Mueller Recommends No Incarceration for Michael Flynn

The Special Counsel's office has filed its Sentencing Memorandum for Michael Flynn. The memo recommends Flynn be spared a sentence of incarceration due to his timely plea, his years of service to the military, and his cooperation.

Mueller's office also filed a sealed supplement, outlining his cooperation and asking for a downward departure from his sentencing range because of it.
In the Sentencing Memo, Team Mueller writes:

The defendant’s record of military and public service distinguish him from every other person who has been charged as part the SCO’s investigation.


On the other hand, they write:

[S]enior government leaders should be held to the highest standards. The defendant’s extensive government service should have made him particularly aware of the harm caused by providing false information to the government, as well as the rules governing work performed on behalf of a foreign government.

There were three distinct areas he lied: His paid work for Russian state media, his lobbying work for Turkey (which may or may not have involved an unacceptable plan to kidnap the cleric and remove him to Turkey, bypassing the legal system)and his meetings with Russian diplomat Sergei Kisylak. The New York Times had this helpful graphic.

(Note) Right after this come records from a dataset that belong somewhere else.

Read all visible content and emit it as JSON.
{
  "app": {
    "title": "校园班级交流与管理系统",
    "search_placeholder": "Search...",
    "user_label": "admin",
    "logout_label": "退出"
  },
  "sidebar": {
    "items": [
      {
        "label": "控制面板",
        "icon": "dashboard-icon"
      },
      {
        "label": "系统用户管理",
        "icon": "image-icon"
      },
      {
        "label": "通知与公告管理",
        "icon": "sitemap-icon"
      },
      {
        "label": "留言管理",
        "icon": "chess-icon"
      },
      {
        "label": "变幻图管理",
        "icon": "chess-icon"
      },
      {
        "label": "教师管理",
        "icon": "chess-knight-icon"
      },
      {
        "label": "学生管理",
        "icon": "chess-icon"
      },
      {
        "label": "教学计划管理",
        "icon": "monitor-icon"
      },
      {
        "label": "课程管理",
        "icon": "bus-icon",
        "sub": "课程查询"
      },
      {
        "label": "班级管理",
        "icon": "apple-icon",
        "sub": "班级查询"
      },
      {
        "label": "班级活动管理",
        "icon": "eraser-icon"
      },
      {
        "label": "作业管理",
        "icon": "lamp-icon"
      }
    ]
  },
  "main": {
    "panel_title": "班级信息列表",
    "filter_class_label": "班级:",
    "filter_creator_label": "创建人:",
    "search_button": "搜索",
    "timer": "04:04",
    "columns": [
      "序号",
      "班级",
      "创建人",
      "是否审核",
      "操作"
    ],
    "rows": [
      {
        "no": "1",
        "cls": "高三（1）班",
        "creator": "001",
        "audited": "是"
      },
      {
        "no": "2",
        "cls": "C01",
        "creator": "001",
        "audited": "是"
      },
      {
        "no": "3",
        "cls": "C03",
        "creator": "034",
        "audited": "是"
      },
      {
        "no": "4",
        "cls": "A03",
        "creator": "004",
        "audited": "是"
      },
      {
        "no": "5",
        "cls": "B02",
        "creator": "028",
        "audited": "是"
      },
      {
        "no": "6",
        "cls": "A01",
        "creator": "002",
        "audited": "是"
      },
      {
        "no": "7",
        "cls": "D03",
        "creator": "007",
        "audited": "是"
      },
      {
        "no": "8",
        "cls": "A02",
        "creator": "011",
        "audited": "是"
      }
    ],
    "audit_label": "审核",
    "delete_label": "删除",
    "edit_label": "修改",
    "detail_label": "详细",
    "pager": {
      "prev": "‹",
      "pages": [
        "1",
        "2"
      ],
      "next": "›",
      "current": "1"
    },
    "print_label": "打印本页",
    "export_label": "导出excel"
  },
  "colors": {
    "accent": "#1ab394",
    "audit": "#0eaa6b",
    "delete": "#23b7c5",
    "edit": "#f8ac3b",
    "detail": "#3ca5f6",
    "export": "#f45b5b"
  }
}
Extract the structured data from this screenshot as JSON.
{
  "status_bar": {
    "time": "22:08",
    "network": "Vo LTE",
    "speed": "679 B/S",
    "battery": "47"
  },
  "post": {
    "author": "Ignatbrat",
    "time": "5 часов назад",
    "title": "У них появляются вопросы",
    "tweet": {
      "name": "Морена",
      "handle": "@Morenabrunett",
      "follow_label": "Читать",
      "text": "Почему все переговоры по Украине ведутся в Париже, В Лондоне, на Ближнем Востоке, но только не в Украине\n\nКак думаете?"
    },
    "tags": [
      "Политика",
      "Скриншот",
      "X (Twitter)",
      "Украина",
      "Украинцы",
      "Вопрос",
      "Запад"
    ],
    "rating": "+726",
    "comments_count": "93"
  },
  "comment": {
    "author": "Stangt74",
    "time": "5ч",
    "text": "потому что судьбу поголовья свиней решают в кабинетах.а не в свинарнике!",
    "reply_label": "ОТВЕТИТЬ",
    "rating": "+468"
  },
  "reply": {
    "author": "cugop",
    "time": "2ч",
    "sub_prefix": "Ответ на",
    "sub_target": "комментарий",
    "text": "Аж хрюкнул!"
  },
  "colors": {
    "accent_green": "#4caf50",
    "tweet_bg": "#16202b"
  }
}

The Flynn sentencing memo certainly has a different tone than the memo the Government filed for George Papadopoulos, whose sentencing guideline range was also 0 to 6 months. Team Mueller asked for "some incarceration" for him and he got 14 days. (He whined all the way to the prison door,threatening to withdraw his plea, asking for delays, sending his wife to appear on Fox News to plead his case on TV).

It's not too often a U.S. general gets sentenced for committing a crime. The last one I remember is General Petraeus, who pleaded guilty to a misdemeanor count of unauthorized removal and retention of classified information and was sentenced to two years probation. He also lied about the disclosure when questioned by the DOD about it.

Mueller isn't saying exactly what Flynn did that was valuable, only that he may not be done investigating what Flynn told him.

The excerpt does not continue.